Перейдя на противоположную сторону улицы, вошел в монументальное здание с колоннами, и оказазался в просторном вестибюле.
Поднялся по мраморной лестнице на второй этаж, прошел по длинному коридору, вошел в кабинет, и закрыл за собой дверь с висящей на ней сверкающей латунной табличкой: «Директор театра Муха Петр Сигизмундович».
***
Что может быть противнее теплого молочного супа с лапшой и плавающей сверху сморщенной пенкой? Только вторая тарелка подряд этой же гадости. А Восик только что вернулся с второй тарелкой, которую, как добавку, получил у румяной, добродушной поварихи, и теперь смотрел на содержимое, раздумывая, как бы одолеть всю эту мерзость. Повариха, видать, решила, что он из голодного края, ибо из полутора-двух сотен ребятишек, завтракающих в просторной столовой противотуберкулезного санатория, за добавкой обратился он один. Она еще из жалости уложила ему сверху кусок сливочного масла, которое, пока он шел к своему столику, растаяло, и покрыло все сверху рыжим, противным слоем. Хлеб, как назло, тоже был невкусный, коричневый, как кирпич, порезанный на рассыпающиеся большие ломти, не то, что родной киевский батон, или украинский.
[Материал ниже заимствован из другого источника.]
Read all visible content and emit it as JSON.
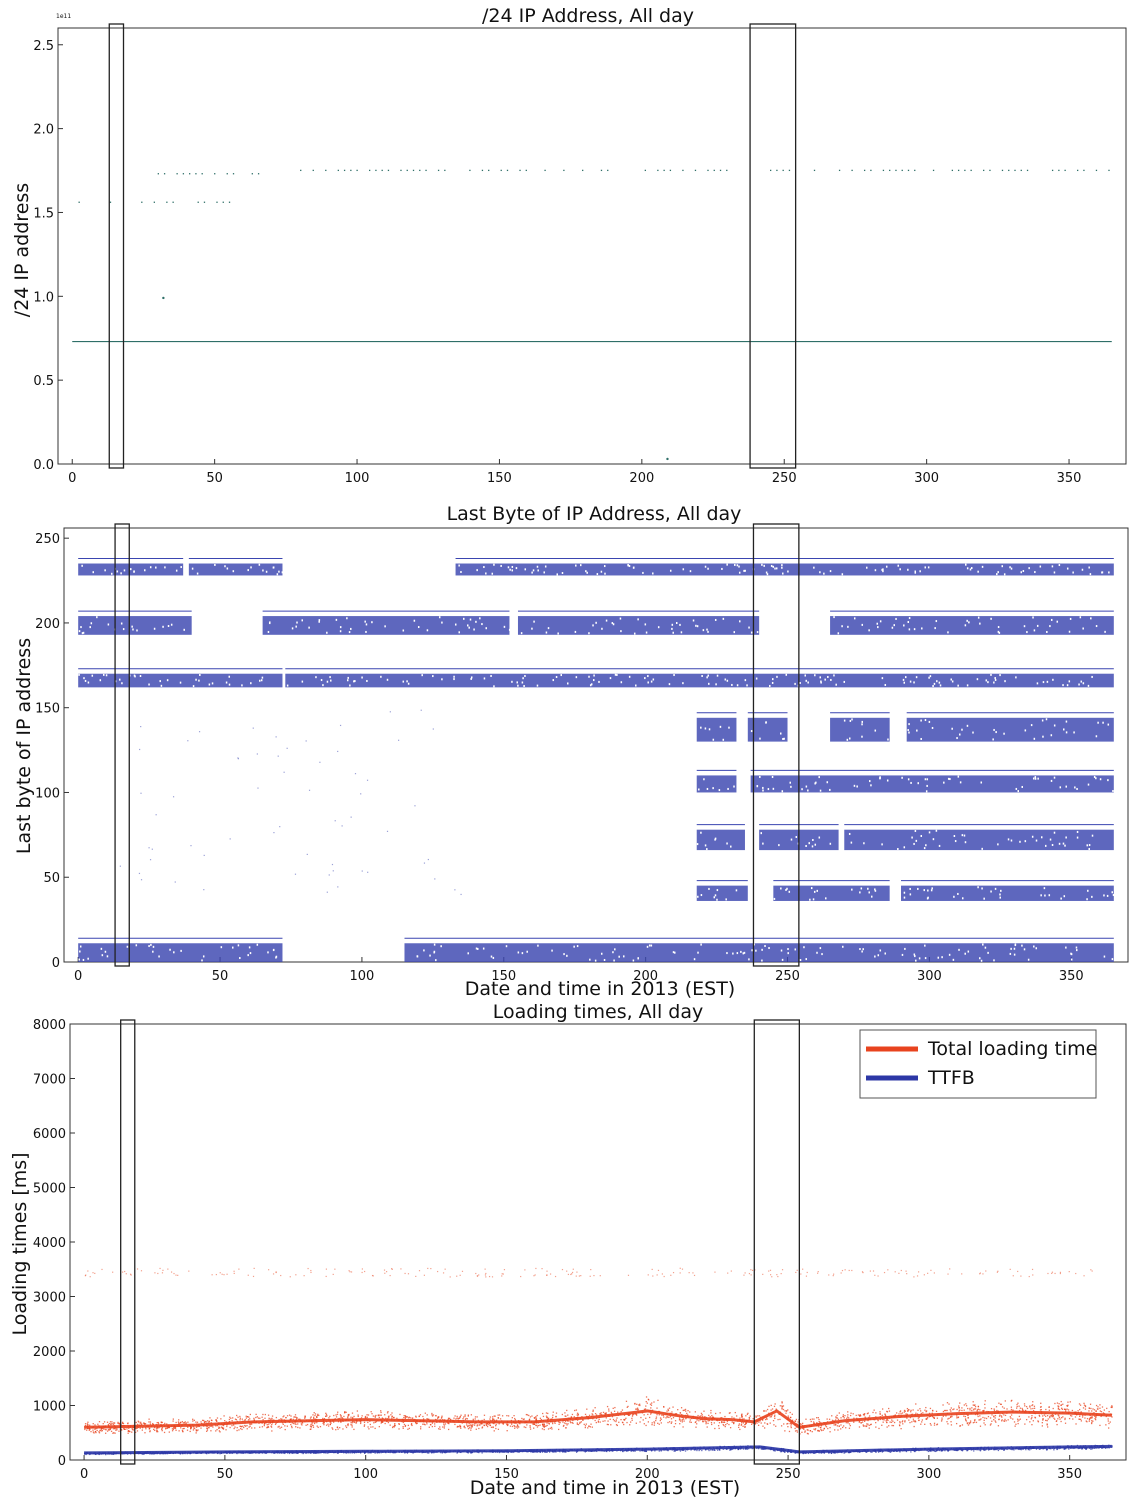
{
  "chart_data": [
    {
      "type": "scatter",
      "title": "/24 IP Address, All day",
      "xlabel": "",
      "ylabel": "/24 IP address",
      "xlim": [
        -5,
        370
      ],
      "ylim": [
        0,
        2.6
      ],
      "x_ticks": [
        0,
        50,
        100,
        150,
        200,
        250,
        300,
        350
      ],
      "y_ticks": [
        0.0,
        0.5,
        1.0,
        1.5,
        2.0,
        2.5
      ],
      "y_tick_labels": [
        "0.0",
        "0.5",
        "1.0",
        "1.5",
        "2.0",
        "2.5"
      ],
      "y_offset_label": "1e11",
      "color": "#2f6f68",
      "baseline": {
        "y": 0.73,
        "x": [
          0,
          365
        ]
      },
      "bands": [
        {
          "y": 1.56,
          "x": [
            0,
            60
          ]
        },
        {
          "y": 1.73,
          "x": [
            30,
            70
          ]
        },
        {
          "y": 1.75,
          "x": [
            80,
            365
          ]
        }
      ],
      "points": [
        [
          32,
          0.99
        ],
        [
          209,
          0.03
        ]
      ],
      "highlight_windows": [
        [
          13,
          18
        ],
        [
          238,
          254
        ]
      ]
    },
    {
      "type": "scatter",
      "title": "Last Byte of IP Address, All day",
      "xlabel": "Date and time in 2013 (EST)",
      "ylabel": "Last byte of IP address",
      "xlim": [
        -5,
        370
      ],
      "ylim": [
        0,
        256
      ],
      "x_ticks": [
        0,
        50,
        100,
        150,
        200,
        250,
        300,
        350
      ],
      "y_ticks": [
        0,
        50,
        100,
        150,
        200,
        250
      ],
      "color": "#3a45b0",
      "bands": [
        {
          "y_range": [
            228,
            238
          ],
          "x_segments": [
            [
              0,
              37
            ],
            [
              39,
              72
            ],
            [
              133,
              365
            ]
          ]
        },
        {
          "y_range": [
            193,
            207
          ],
          "x_segments": [
            [
              0,
              40
            ],
            [
              65,
              152
            ],
            [
              155,
              240
            ],
            [
              265,
              365
            ]
          ]
        },
        {
          "y_range": [
            162,
            173
          ],
          "x_segments": [
            [
              0,
              72
            ],
            [
              73,
              365
            ]
          ]
        },
        {
          "y_range": [
            130,
            147
          ],
          "x_segments": [
            [
              218,
              232
            ],
            [
              236,
              250
            ],
            [
              265,
              286
            ],
            [
              292,
              365
            ]
          ]
        },
        {
          "y_range": [
            100,
            113
          ],
          "x_segments": [
            [
              218,
              232
            ],
            [
              237,
              365
            ]
          ]
        },
        {
          "y_range": [
            66,
            81
          ],
          "x_segments": [
            [
              218,
              235
            ],
            [
              240,
              268
            ],
            [
              270,
              365
            ]
          ]
        },
        {
          "y_range": [
            36,
            48
          ],
          "x_segments": [
            [
              218,
              236
            ],
            [
              245,
              286
            ],
            [
              290,
              365
            ]
          ]
        },
        {
          "y_range": [
            0,
            14
          ],
          "x_segments": [
            [
              0,
              72
            ],
            [
              115,
              365
            ]
          ]
        }
      ],
      "highlight_windows": [
        [
          13,
          18
        ],
        [
          238,
          254
        ]
      ]
    },
    {
      "type": "line",
      "title": "Loading times, All day",
      "xlabel": "Date and time in 2013 (EST)",
      "ylabel": "Loading times [ms]",
      "xlim": [
        -5,
        370
      ],
      "ylim": [
        0,
        8000
      ],
      "x_ticks": [
        0,
        50,
        100,
        150,
        200,
        250,
        300,
        350
      ],
      "y_ticks": [
        0,
        1000,
        2000,
        3000,
        4000,
        5000,
        6000,
        7000,
        8000
      ],
      "legend": "top-right",
      "series": [
        {
          "name": "Total loading time",
          "color": "#e8431e",
          "x": [
            0,
            20,
            40,
            60,
            80,
            100,
            120,
            140,
            160,
            180,
            200,
            210,
            220,
            230,
            238,
            246,
            254,
            270,
            290,
            310,
            330,
            350,
            365
          ],
          "y": [
            600,
            620,
            640,
            700,
            720,
            740,
            720,
            700,
            700,
            780,
            900,
            820,
            760,
            740,
            700,
            900,
            600,
            720,
            800,
            850,
            880,
            860,
            820
          ],
          "spread": [
            130,
            140,
            150,
            170,
            180,
            190,
            180,
            170,
            180,
            220,
            300,
            200,
            180,
            180,
            160,
            320,
            150,
            200,
            230,
            260,
            270,
            260,
            250
          ],
          "outlier_band": 3450
        },
        {
          "name": "TTFB",
          "color": "#2c37a6",
          "x": [
            0,
            50,
            100,
            150,
            200,
            240,
            254,
            300,
            350,
            365
          ],
          "y": [
            130,
            150,
            160,
            170,
            200,
            240,
            150,
            200,
            240,
            250
          ],
          "spread": [
            25,
            25,
            28,
            30,
            35,
            40,
            30,
            35,
            40,
            40
          ]
        }
      ],
      "highlight_windows": [
        [
          13,
          18
        ],
        [
          238,
          254
        ]
      ]
    }
  ]
}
Все это было даже более отвратительно, чем рыбий жир или касторка, которые он на нюх не переносил, как и большинство ребятишек. Вокруг стоял дикий ор, детвора заканчивала завтракать, и вела себя как обычно, весело и шумно.
Восику радоваться особо было нечего, он был сегодня угрюм и сосредоточен, ведь сегодня он должен был провернуть преответственнейшую операцию. Ему просто необходимо было хорошо поесть, у него впереди долгий путь, и неизвестно, когда получиться в следующий раз что то положить в рот. Он с огромным усилием заставил себя съесть и эту тарелку с тремя кусками хлеба, и положил ложку.
На дне осталась только мерзкая студенистая пенка, он так и не смог побороть отвращение, и откинулся на спинку стула, чтобы дать возможность этим помоям опуститься немного по пищеводу вниз, не хватало еще растерять завтрак по дороге.
Осталось незаметно растолкать хлеб по карманам, но ему уже казалось, что за ним наблюдают. Он сидел за отдельным столиком, как на витрине, в стороне от всех детей, и на его столе стояла большая табличка с зловещей надписью «КАРАНТИН». Ему казалось, что он кожей чувствует на себе чей то взгляд, но как ни крутил головой, так его и не поймал, наверное, показалось. Третий день он на этом, придуманном какими-то садистами карантине, а положено пять, еще два дня, а вдруг он привез с собой какую-то заразу, но он не позволит этим докторам так над собой издеваться, и сегодня же сделает отсюда ноги домой, в Киев.
Когда его папа привез в эти сказочные места южного берега Крыма, для лечения плеврита, он и подумать не мог, что придется бежать из этой сказки, но он им не подопытный кролик, хватит, сыт по горло их фашистскими порядками, не на того напали. Отдельная комната в хозяйственном корпусе, отдельный стол в столовой, запрет подходить к другим детям, ежедневный медосмотр, с заглядыванием в самые укромные места, прямо концлагерь какой-то. Если бы не павлин, которого он почти приручил за эти дни, подкармливая его хлебом, то можно было вообще двинуться. Когда он впервые увидел эту птицу, она повергла его в шок.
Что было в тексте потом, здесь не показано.